The upshot is that I would uphold the decision of the Judge. Unlike him, however, I do not think the case was finely balanced. Once the basis of the Patent was proved illusory there was nothing left to save it.

Jacob L.J.’s opinion contains a lengthy discussion of the respective approaches to inventive step of the UK courts under Windsurfing/Pozzoli and of the EPO approach using PSA which may be valuable to students and has been praised as “a tutorial in the law of obviousness”. Readers may recall John Mortimer’s fictional barrister Rumpole, who knew little law, but was an expert on bloodstains and used his instinct for tipping point facts with devastating effect in the cases for which he was responsible. No magic touchstone is to be found either in the USA under Graham/KSR or in the UK under Windsurfing/Pozzoli because in both jurisdictions after certain mandatory preliminary enquiries the issue has to be decided on a case by case basis according to the evidence and without the distortion introduced by preconceptions in the mind of the decision-maker. The legal background is only a guide as to the appropriate enquiries to be made and what matters is the evidence as to the tipping point facts, of which in the present case there was only one.

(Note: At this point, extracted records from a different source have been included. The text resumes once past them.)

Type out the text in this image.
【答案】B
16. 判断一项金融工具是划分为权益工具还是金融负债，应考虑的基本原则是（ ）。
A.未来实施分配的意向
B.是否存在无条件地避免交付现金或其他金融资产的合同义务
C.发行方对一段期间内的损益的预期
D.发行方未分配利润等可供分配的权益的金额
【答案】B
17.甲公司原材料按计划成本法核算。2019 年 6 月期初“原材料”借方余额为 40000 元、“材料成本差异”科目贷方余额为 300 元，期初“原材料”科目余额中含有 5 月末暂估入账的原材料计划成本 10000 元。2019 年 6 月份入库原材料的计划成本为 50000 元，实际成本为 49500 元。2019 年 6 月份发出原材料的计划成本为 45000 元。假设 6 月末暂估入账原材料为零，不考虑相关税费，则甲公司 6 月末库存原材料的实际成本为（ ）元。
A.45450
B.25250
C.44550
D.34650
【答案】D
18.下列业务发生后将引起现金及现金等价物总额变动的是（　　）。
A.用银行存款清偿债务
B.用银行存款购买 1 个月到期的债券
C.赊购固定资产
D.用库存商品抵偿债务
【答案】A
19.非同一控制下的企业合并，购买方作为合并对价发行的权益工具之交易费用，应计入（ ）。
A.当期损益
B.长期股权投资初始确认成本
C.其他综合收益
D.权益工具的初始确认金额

Friday, February 19th, 2010

The Enlarged Board of Appeal of the EPO issued a decision on February 19th (G02/08), that Swiss-form claims will no longer be permitted as a way to claim a “second medical use” of a bioactive agent – “The use of compound x to prepare a medicament to treat condition y”. Rather, the form of “first medical use” claims is to be used: “[Known compound x] for use in [treating condition y].” (First medical use claims are simply: “Use of compound x for treatment of condition y” – in older applications, first medical use claims often appear simply as “Use of compound x in medical therapy,” but this form is often deemed objectionably vague these days.)

The decision is not retroactive, and will apply only to applications having a priority date three months after the Decision is published in the Official Journal of the EPO (which has  not yet occurred). Thanks to Marks & Clerk UK for getting the word out so quickly.